Published 3:02 pm Friday, August 26, 2022

Lowndesboro Mayor Anne Spooner addressed the Lowndes County Commission regarding ongoing repairs at County Road 29, locally known as Broad Street, during a commission meeting held Monday evening.

Spooner opened by first saying she had planned to have a serious discussion about the conditions of the road, but she instead thanked them for recently working on the eroding street that completely washed out during a rainstorm in October.

“I want to thank you for extending the culvert,” she said. “That helped. We’ve done some work, too, to help with drainage around the serious point on the road, but there’s a little bit more to do.”

Spooner said part of the work remaining includes putting up a guardrail so the town can begin construction to fix the damage to the town’s walking bridge that runs alongside the northbound lane of the road.

“It’s quite a safety issue for us,” she said. “Kids from the school and people out walking have to walk down County Road 29 … At the county’s request, we haven’t rebuilt the bridge until the road is fixed so that it would make it easier for you. We’re waiting to do that.”

Spooner also expressed concern about people having to walk on the road to get past the broken bridge as some of the logging trucks, gravel trucks, and other vehicles travel down the road at speeds beyond the posted speed limit.

To improve safety, Spooner asked the county to restripe and repave the road, and requested a timeline for when the requested fixes could be completed.

District 1 Commissioner Robert Harris noted he had discussions with town councilman Jerry Ingram regarding the county’s manpower issues and logistical reasons why the construction hasn’t been completed.

“We acknowledge all the concerns that you have, and we’ve done everything as fast as we can with the people that we have, the equipment that we have and also the monies that we have as well,” he said. “We try to do it as fast as we can, but also, on the resurfacing project, that’s a federal aid road. That road, as I spoke a couple years ago, will be following the County Road 32 project, which is about to take place.”

Harris said the earliest resurfacing can be done on the road would be the later part of 2023, but with five districts in need of the federal grant money, the commission has to distribute those funds on a rotational basis.

“There’s not enough money that is funded down per year to do each district, so sometimes, we have to let it overlap a lap, so instead of it taking five years to rotate to a federal aid road, sometimes it may be even six or seven years,” he said. “The funding is only $500,000 that we get from the federal aid, so we have to try to combine that because that road could probably, truly be projected to be around $900,000, maybe up to a million, depending on how the company bills it.”

Harris suggested Spooner and the council submit applications for grants and federal aid to help fund the project so it can speed up the timeline.

For the guardrail portion of Spooner’s request, Harris said the holdup in getting the guardrails back in place is there’s only one company in the state that bids out the railing.
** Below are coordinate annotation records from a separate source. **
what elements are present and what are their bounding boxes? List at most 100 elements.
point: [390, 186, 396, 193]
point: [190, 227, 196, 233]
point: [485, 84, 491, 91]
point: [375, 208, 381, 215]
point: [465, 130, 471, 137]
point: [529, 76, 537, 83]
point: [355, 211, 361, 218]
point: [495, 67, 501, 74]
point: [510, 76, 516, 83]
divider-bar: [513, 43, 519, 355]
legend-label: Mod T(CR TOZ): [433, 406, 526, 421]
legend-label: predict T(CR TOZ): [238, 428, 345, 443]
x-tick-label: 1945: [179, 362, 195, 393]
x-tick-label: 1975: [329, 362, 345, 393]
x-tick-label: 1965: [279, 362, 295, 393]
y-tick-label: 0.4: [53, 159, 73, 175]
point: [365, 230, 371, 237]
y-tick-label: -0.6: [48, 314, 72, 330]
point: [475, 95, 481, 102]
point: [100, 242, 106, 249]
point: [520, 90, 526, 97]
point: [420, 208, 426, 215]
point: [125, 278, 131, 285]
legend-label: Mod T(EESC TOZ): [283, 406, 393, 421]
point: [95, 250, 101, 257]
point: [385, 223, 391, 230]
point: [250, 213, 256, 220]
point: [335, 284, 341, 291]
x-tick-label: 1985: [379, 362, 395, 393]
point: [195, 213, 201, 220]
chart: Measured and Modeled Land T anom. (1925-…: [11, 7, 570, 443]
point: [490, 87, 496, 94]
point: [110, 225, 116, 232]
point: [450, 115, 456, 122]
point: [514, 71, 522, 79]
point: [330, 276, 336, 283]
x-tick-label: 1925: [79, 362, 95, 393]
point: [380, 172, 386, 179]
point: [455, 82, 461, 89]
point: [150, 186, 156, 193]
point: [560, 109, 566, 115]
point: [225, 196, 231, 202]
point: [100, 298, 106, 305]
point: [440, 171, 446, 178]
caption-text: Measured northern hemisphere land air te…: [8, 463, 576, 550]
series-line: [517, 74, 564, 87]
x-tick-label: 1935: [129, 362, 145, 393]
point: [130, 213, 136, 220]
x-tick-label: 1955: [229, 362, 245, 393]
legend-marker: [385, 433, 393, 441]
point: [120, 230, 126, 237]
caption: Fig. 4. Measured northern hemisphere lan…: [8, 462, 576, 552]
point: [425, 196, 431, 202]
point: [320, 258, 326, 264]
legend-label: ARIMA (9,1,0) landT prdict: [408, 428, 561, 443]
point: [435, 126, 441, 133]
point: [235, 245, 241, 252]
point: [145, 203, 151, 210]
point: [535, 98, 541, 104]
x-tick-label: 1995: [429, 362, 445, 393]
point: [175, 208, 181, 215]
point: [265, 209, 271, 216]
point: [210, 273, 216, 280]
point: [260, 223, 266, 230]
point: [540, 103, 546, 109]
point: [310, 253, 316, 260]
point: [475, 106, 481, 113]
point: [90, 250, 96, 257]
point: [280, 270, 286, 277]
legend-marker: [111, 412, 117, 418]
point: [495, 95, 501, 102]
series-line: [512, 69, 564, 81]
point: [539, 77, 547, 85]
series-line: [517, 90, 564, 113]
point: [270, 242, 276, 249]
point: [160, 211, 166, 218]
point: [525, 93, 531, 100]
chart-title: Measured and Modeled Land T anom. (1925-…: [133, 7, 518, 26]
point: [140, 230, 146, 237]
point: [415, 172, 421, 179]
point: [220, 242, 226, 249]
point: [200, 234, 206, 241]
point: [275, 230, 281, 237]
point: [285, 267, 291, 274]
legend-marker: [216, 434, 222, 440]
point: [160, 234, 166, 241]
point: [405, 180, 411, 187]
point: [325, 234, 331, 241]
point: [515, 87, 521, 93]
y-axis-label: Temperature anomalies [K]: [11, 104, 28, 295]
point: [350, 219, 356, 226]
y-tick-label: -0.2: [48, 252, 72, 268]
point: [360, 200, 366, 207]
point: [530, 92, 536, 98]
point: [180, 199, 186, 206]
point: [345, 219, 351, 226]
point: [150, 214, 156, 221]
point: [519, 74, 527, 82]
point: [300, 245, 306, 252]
“That timeline is theirs, and we really have no control over that timeline …” he said. “We have some railings throughout the county where it’s been two or three years, and we still haven’t gotten it done.”
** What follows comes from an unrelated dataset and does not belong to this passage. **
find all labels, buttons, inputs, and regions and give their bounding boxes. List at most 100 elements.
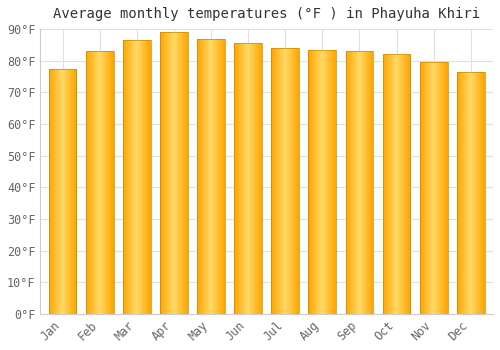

Harris said he understands Spooner’s urgency and her desire to get the project completed, but the delays are a countywide issue that is beyond the county’s control.

“What I’m saying is that we have these problems throughout the whole county and each district,” he said. “We do things as fast as we can with what we have, so as fast as we can – if we can get the funding in faster, we can do that. If we can get the contractors out to do that, we can do that, too. All we do is put in the orders to get it done, and use the money we have available to get it done.”